Offline MortenMacFly

  • Administrator
  • Lives here!
  • *****
  • Posts: 9694
Re: Severe performance issue regarding the stack
« Reply #3 on: March 19, 2006, 07:05:49 pm »
I wonder how this is related to the Code::Blocks application / development?
Don't get me wrong, but I guess if you want to have "experts" answering your question you should post to a C++ board or in the news at e.g. comp.lang.c++.
With regards, Morten.
Compiler logging: Settings->Compiler & Debugger->tab "Other"->Compiler logging="Full command line"
C::B Manual: https://www.codeblocks.org/docs/main_codeblocks_en.html
C::B FAQ: https://wiki.codeblocks.org/index.php?title=FAQ

Offline thomas

  • Administrator
  • Lives here!
  • *****
  • Posts: 3979
Re: Severe performance issue regarding the stack
« Reply #4 on: March 19, 2006, 07:22:39 pm »
Quote
However, accessing a stack object is slower then accessing a heap object inside a thread.
main() is the main threading object inside a process and every stack object inside a thread is checked on access privileges on a NT machine (think about CreateThread()).
Are you even certain about that?
I could not imagine how this checking could be implemented, and it does not seem to make any sense to me either, since privilegues are bound to the process.

In fact, use of stack objects is often encouraged not only because creation and destruction is by order of magnitude faster, but also because cache coherency (and thus access times) is a lot better (especially for smaller objects).
I would be really surprised if stack allocation proved to be that much slower, the only possible pitfall with it being data member alignment.
Operator new guarantees proper alignment for an object of the allocated type. The stack does not guarantee any alignment, but most compilers will align to something like sizeof(void*) nevertheless. So unless you use PODs larger than that (long long), access should be at least as fast, and sometimes faster.
"We should forget about small efficiencies, say about 97% of the time: Premature quotation is the root of public humiliation."

Balazs

  • Guest
Re: Severe performance issue regarding the stack
« Reply #5 on: March 20, 2006, 09:06:26 pm »
Yes, it IS some alignment issue. Because if I change the class definition (simply by adding surplus int member variables) the running time also changes within quite a big scale (from being very fast to very slow), but ONLY in the case, when the class is allocated on the stack, all other cases are not affected.

An even stranger thing is, that Visual Studio 2003 Toolkit, GCC 3.4.5, GCC 4.0.2 ALL produce the same results!

--
Greets,
Balázs
« Last Edit: March 20, 2006, 09:08:14 pm by Balazs »

Balazs

  • Guest
solved
« Reply #6 on: July 06, 2007, 09:16:06 pm »
I'm truly ashamed. :(

All this problem was because of uninitialized data!

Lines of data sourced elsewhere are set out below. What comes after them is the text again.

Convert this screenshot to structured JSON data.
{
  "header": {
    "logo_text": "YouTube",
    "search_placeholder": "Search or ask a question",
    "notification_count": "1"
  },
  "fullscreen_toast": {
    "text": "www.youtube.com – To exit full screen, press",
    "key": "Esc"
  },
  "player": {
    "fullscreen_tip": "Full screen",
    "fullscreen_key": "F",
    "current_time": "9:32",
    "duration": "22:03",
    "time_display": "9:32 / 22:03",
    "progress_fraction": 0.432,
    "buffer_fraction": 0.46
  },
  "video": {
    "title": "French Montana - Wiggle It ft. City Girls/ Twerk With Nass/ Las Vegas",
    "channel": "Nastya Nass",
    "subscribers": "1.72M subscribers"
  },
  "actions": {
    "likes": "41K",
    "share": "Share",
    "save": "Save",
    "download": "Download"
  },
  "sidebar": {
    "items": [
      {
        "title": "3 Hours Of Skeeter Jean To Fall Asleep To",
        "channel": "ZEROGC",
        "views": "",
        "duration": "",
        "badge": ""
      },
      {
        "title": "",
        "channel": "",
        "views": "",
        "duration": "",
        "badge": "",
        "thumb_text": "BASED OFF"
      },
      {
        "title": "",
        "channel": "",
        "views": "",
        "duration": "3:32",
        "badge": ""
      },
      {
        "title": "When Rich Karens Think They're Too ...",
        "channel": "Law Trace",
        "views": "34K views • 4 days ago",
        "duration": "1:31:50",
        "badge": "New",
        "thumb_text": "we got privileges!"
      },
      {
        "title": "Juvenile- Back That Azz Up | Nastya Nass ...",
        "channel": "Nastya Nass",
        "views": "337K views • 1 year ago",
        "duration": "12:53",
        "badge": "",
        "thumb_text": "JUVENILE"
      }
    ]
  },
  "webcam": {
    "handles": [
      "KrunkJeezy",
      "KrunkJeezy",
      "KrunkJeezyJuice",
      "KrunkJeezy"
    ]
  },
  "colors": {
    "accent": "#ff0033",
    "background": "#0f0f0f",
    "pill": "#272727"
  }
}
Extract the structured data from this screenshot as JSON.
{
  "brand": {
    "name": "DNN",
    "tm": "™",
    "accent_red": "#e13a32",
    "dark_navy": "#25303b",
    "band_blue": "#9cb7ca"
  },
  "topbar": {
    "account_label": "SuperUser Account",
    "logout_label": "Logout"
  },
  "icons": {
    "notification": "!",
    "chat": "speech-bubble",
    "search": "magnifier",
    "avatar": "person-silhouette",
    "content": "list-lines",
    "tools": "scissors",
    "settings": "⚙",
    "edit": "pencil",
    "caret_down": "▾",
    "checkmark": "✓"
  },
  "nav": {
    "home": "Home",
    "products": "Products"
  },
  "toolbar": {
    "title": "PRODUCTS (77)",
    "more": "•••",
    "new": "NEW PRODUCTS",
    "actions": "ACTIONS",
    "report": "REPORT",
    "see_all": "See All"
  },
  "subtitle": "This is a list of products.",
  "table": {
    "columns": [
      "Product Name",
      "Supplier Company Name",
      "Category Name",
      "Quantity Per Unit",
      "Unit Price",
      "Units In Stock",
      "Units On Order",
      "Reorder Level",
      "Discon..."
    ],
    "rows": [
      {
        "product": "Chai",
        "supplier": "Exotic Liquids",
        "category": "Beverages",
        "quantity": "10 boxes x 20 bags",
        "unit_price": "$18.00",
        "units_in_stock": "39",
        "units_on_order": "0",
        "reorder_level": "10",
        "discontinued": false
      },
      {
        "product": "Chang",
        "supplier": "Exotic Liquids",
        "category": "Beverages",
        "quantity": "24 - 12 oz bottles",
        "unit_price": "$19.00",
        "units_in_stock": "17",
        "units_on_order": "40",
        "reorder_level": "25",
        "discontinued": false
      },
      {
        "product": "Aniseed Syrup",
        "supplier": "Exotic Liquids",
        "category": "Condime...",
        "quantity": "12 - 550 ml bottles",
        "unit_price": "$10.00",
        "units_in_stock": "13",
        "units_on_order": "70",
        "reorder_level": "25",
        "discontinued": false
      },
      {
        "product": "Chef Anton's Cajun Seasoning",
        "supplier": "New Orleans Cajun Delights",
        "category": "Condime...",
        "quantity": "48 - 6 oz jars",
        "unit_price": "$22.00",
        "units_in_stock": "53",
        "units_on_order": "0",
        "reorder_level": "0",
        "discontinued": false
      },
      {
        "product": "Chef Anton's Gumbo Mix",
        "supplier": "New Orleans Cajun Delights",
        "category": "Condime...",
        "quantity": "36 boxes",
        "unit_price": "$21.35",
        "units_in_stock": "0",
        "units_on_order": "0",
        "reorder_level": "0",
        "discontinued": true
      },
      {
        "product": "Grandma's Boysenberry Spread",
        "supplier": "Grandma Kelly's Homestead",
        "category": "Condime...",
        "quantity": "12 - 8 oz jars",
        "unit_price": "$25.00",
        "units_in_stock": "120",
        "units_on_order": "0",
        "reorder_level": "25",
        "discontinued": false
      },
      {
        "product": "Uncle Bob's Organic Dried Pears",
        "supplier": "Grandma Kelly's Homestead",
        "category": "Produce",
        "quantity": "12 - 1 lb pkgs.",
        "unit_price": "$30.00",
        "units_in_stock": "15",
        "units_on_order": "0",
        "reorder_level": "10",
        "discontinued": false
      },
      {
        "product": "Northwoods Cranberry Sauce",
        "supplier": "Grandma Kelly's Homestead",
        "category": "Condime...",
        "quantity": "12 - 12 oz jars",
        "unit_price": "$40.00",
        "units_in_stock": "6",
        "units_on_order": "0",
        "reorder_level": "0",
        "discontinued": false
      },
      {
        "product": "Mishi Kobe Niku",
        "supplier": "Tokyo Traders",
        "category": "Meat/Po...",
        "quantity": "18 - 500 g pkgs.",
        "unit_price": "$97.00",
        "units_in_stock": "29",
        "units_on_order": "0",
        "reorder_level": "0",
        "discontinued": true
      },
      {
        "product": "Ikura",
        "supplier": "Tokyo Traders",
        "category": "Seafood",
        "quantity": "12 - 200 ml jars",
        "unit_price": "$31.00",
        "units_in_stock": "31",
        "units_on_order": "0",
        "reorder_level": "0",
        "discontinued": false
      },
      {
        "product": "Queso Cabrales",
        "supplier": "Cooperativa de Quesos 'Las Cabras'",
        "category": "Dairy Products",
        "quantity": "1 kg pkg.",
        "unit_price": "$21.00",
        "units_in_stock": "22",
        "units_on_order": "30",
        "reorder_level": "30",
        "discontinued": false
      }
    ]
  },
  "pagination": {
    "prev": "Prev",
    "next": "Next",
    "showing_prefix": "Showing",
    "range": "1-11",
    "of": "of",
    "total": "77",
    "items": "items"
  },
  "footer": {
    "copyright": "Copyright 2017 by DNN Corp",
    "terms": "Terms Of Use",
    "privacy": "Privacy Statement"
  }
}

I didn't initialize one of the array of floats, and later, an if() was based on the results. After doing proper initialization, the problem went away.

I'm sorry for this disturbance, I just wanted others reading this topic know, what the real cause of the problem was, so it would not lead them to false assumptions.

So again: the problem has absolutely nothing to do with stacks or heaps, it was all my fault of not initializing data members properly.

--
Greets,
B.